A physiologically-based pharmacokinetic model for tuberculosis drug disposition at extrapulmonary sites

Abstract

Tuberculosis (TB) is a leading cause of mortality attributed to an infectious agent. TB primarily targets the lungs, but in about 16% cases can affect other organs as well, giving rise to extrapulmonary TB (EPTB). However, an optimal regimen for EPTB treatment is not defined. Although the recommended treatment for most forms of EPTB is the same as pulmonary TB, the pharmacokinetics of EPTB therapy are not as well studied. To address this gap, we formulate a whole-body physiologically-based pharmacokinetic (PBPK) model for EPTB that for the first time includes the ability to simulate drug concentrations in the pleura and lymph node, the most commonly affected sites of EPTB. Using this model, we estimate the time-dependent concentrations, at potential EPTB infection sites, of the following four first-line anti-TB drugs: rifampicin, ethambutol, isoniazid, and pyrazinamide. We use reported plasma concentration kinetics data to estimate model parameters for each drug and validate our model using reported concentration data not used for model formulation or parameter estimation. Model predictions match the validation data, and reported pharmacokinetic parameters (maximum plasma concentration, time to reach maximum concentration) for the drugs. The model also predicts ethambutol, isoniazid, and pyrazinamide concentrations in the pleura that match reported experimental values from an independent study. For each drug, the predicted drug concentrations at EPTB sites are compared with their critical concentration. Simulations suggest that although rifampicin and isoniazid concentrations are greater than critical concentration values at most EPTB sites, the concentrations of ethambutol and pyrazinamide are lower than their critical concentrations at most EPTB sites.

FIGURE 1

Schematic diagram of the whole‐body physiologically‐based pharmacokinetic model incorporating pleura and lymph node compartments (highlighted). Blood flows to an organ/tissue T with a flow rate Q_T and leaves with a flow rate Q_T – L_T, where L_T is the lymph flow rate from T. The drug is administered orally. CL_R (= f_R x CL, where CL is the systemic clearance) and CL_H (= (1 − f_R) x CL) represent renal and hepatic clearance, respectively.

FIGURE 2

Model‐predicted plasma concentrations for oral doses of rifampicin (450 mg), ethambutol (400 mg), isoniazid (300 mg), and pyrazinamide (2000 mg) were fitted to reported plasma concentration data for each to estimate drug pharmacokinetic parameters. The parameters are listed in Tables S2–S6 in Appendix S1. The predicted PK parameters are listed in Table S7 in Appendix S1. FA, fast acetylator; SA, slow acetylator. Etb‐91‐1400B and Et‐ref‐400 are specific ethambutol products used by Strauch et al. in their study.

FIGURE 3

Simulated plasma concentrations for oral doses of rifampicin (600 mg), ethambutol (1200 mg), isoniazid (300 mg), and pyrazinamide (1500 mg) plotted along with reported plasma concentration data for each drug dose. The model parameters used are listed in Appendix S1. Data used for calibration were not used for model validation.
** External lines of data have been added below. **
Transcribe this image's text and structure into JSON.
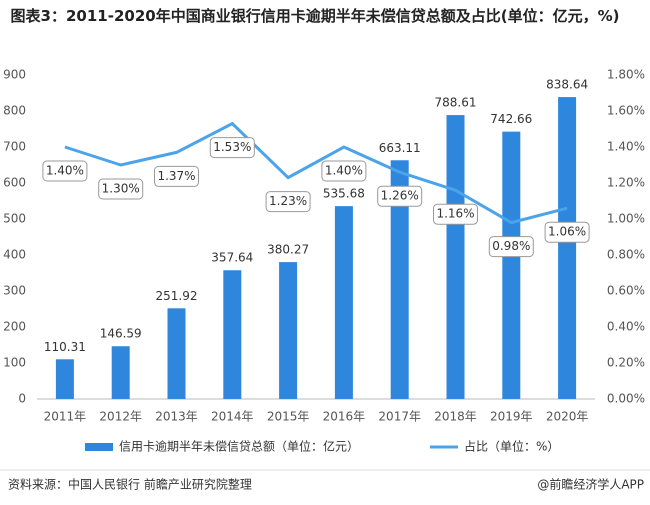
{
  "chart_data": {
    "type": "bar_line",
    "title": "图表3：2011-2020年中国商业银行信用卡逾期半年未偿信贷总额及占比(单位：亿元，%)",
    "categories": [
      "2011年",
      "2012年",
      "2013年",
      "2014年",
      "2015年",
      "2016年",
      "2017年",
      "2018年",
      "2019年",
      "2020年"
    ],
    "series": [
      {
        "name": "信用卡逾期半年未偿信贷总额（单位：亿元）",
        "color": "#2e87dc",
        "type": "bar",
        "values": [
          110.31,
          146.59,
          251.92,
          357.64,
          380.27,
          535.68,
          663.11,
          788.61,
          742.66,
          838.64
        ]
      },
      {
        "name": "占比（单位：%）",
        "color": "#4ba3ea",
        "type": "line",
        "axis": "y2",
        "values": [
          1.4,
          1.3,
          1.37,
          1.53,
          1.23,
          1.4,
          1.26,
          1.16,
          0.98,
          1.06
        ],
        "value_labels": [
          "1.40%",
          "1.30%",
          "1.37%",
          "1.53%",
          "1.23%",
          "1.40%",
          "1.26%",
          "1.16%",
          "0.98%",
          "1.06%"
        ]
      }
    ],
    "ylim": [
      0,
      900
    ],
    "yticks": [
      0,
      100,
      200,
      300,
      400,
      500,
      600,
      700,
      800,
      900
    ],
    "y2lim": [
      0,
      1.8
    ],
    "y2ticks": [
      {
        "value": 0,
        "label": "0.00%"
      },
      {
        "value": 0.2,
        "label": "0.20%"
      },
      {
        "value": 0.4,
        "label": "0.40%"
      },
      {
        "value": 0.6,
        "label": "0.60%"
      },
      {
        "value": 0.8,
        "label": "0.80%"
      },
      {
        "value": 1.0,
        "label": "1.00%"
      },
      {
        "value": 1.2,
        "label": "1.20%"
      },
      {
        "value": 1.4,
        "label": "1.40%"
      },
      {
        "value": 1.6,
        "label": "1.60%"
      },
      {
        "value": 1.8,
        "label": "1.80%"
      }
    ],
    "grid": false,
    "legend": "bottom",
    "source": "资料来源：中国人民银行 前瞻产业研究院整理",
    "credit": "@前瞻经济学人APP"
  }
}
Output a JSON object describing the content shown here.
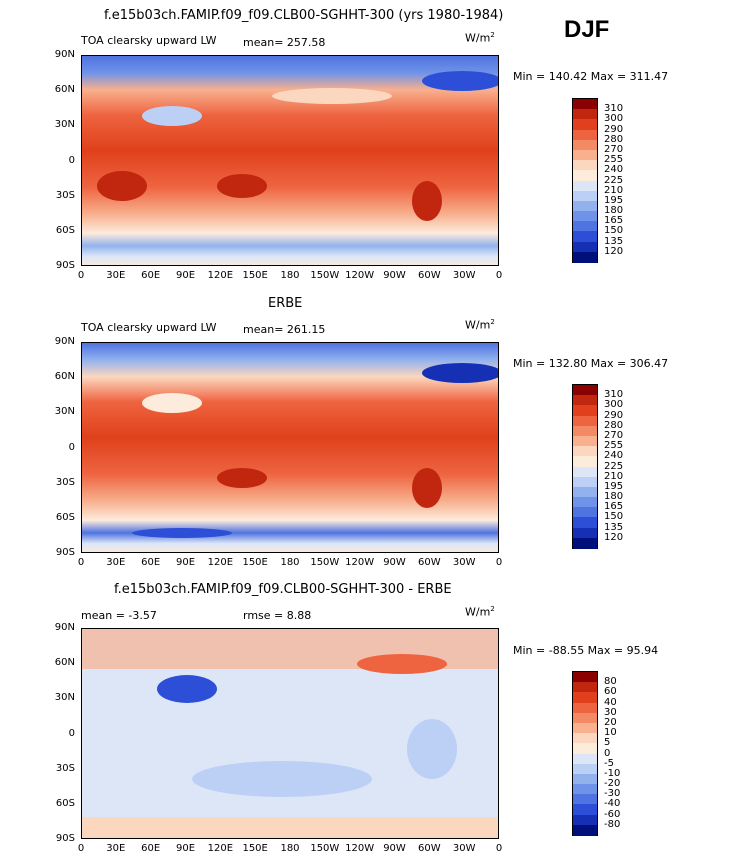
{
  "season": "DJF",
  "panels": [
    {
      "title": "f.e15b03ch.FAMIP.f09_f09.CLB00-SGHHT-300 (yrs 1980-1984)",
      "variable": "TOA clearsky upward LW",
      "stat_left": "mean=  257.58",
      "stat_mid": "",
      "units": "W/m",
      "units_sup": "2",
      "minmax": "Min = 140.42 Max = 311.47",
      "levels": [
        "310",
        "300",
        "290",
        "280",
        "270",
        "255",
        "240",
        "225",
        "210",
        "195",
        "180",
        "165",
        "150",
        "135",
        "120"
      ],
      "colors": [
        "#8b0000",
        "#c1260e",
        "#e0401c",
        "#ee6440",
        "#f48a64",
        "#f8b08e",
        "#fcd7bf",
        "#fdebdc",
        "#dce6f7",
        "#bcd0f5",
        "#92b2ee",
        "#6f93e8",
        "#4f73e0",
        "#2d4fd8",
        "#1530b5",
        "#00107a"
      ],
      "map_style": "model"
    },
    {
      "title": "ERBE",
      "variable": "TOA clearsky upward LW",
      "stat_left": "mean=  261.15",
      "stat_mid": "",
      "units": "W/m",
      "units_sup": "2",
      "minmax": "Min = 132.80 Max = 306.47",
      "levels": [
        "310",
        "300",
        "290",
        "280",
        "270",
        "255",
        "240",
        "225",
        "210",
        "195",
        "180",
        "165",
        "150",
        "135",
        "120"
      ],
      "colors": [
        "#8b0000",
        "#c1260e",
        "#e0401c",
        "#ee6440",
        "#f48a64",
        "#f8b08e",
        "#fcd7bf",
        "#fdebdc",
        "#dce6f7",
        "#bcd0f5",
        "#92b2ee",
        "#6f93e8",
        "#4f73e0",
        "#2d4fd8",
        "#1530b5",
        "#00107a"
      ],
      "map_style": "obs"
    },
    {
      "title": "f.e15b03ch.FAMIP.f09_f09.CLB00-SGHHT-300 - ERBE",
      "variable": "",
      "stat_left": "mean =   -3.57",
      "stat_mid": "rmse =    8.88",
      "units": "W/m",
      "units_sup": "2",
      "minmax": "Min = -88.55 Max =  95.94",
      "levels": [
        "80",
        "60",
        "40",
        "30",
        "20",
        "10",
        "5",
        "0",
        "-5",
        "-10",
        "-20",
        "-30",
        "-40",
        "-60",
        "-80"
      ],
      "colors": [
        "#8b0000",
        "#c1260e",
        "#e0401c",
        "#ee6440",
        "#f48a64",
        "#f8b08e",
        "#fcd7bf",
        "#fdebdc",
        "#dce6f7",
        "#bcd0f5",
        "#92b2ee",
        "#6f93e8",
        "#4f73e0",
        "#2d4fd8",
        "#1530b5",
        "#00107a"
      ],
      "map_style": "diff"
    }
  ],
  "lat_ticks": [
    "90N",
    "60N",
    "30N",
    "0",
    "30S",
    "60S",
    "90S"
  ],
  "lon_ticks": [
    "0",
    "30E",
    "60E",
    "90E",
    "120E",
    "150E",
    "180",
    "150W",
    "120W",
    "90W",
    "60W",
    "30W",
    "0"
  ]
}
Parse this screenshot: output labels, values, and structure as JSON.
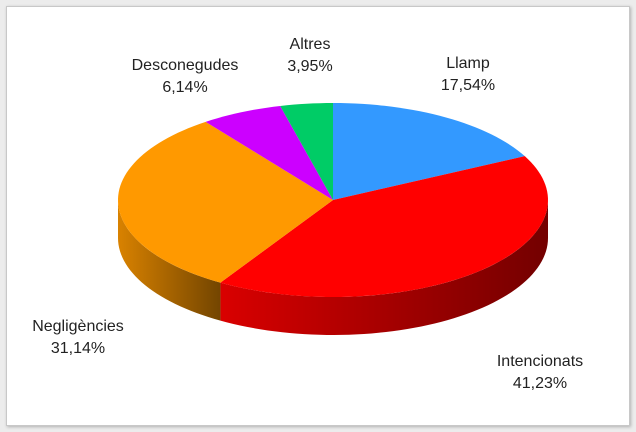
{
  "chart_data": {
    "type": "pie",
    "categories": [
      "Llamp",
      "Intencionats",
      "Negligències",
      "Desconegudes",
      "Altres"
    ],
    "values": [
      17.54,
      41.23,
      31.14,
      6.14,
      3.95
    ],
    "value_labels": [
      "17,54%",
      "41,23%",
      "31,14%",
      "6,14%",
      "3,95%"
    ],
    "colors": [
      "#3399ff",
      "#ff0000",
      "#ff9900",
      "#cc00ff",
      "#00cc66"
    ]
  }
}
FA, fast acetylator; SA, slow acetylator.

FIGURE 4

Simulated pleura drug concentrations for oral doses of rifampicin (600 mg), ethambutol (1200 mg), isoniazid (300 mg), and pyrazinamide (1500 mg) plotted along with reported concentration data for each drug dose. The model parameters used are listed in Appendix S1. The gray dashed line represents the critical concentration of each drug. Day 8 simulations are used for all drugs except ethambutol for which Day 2 concentrations corresponding to the experimental data are simulated. FA, fast acetylator; SA, slow acetylator; CC, critical concentration.

FIGURE 5

Simulated lung tissue drug concentrations for oral doses of rifampicin (600 mg), ethambutol (1200 mg), isoniazid (300 mg), and pyrazinamide (1500 mg) plotted along with reported concentration data for each drug dose. Day 1 concentrations are simulated for rifampicin, isoniazid, and pyrazinamide and compared with the study by Prideaux et al. Day 7 concentrations for ethambutol are simulated as the reported data they are compared with correspond to long‐term drug concentrations in the tissue after daily administration. The model parameters used are listed in Appendix S1. The gray dashed line represents the critical concentration of each drug. FA, fast acetylator; SA, slow acetylator; CC, critical concentration.

FIGURE 6

Simulated Day 7 drug concentrations at various sites of extrapulmonary tuberculosis for recommended oral doses of rifampicin (600 mg), ethambutol (1200 mg), isoniazid (300 mg), and pyrazinamide (1600 mg) compared with the critical concentration of each drug. The same parameter values from model calibration are used here. FA, fast acetylator; SA, slow acetylator; CC, critical concentration.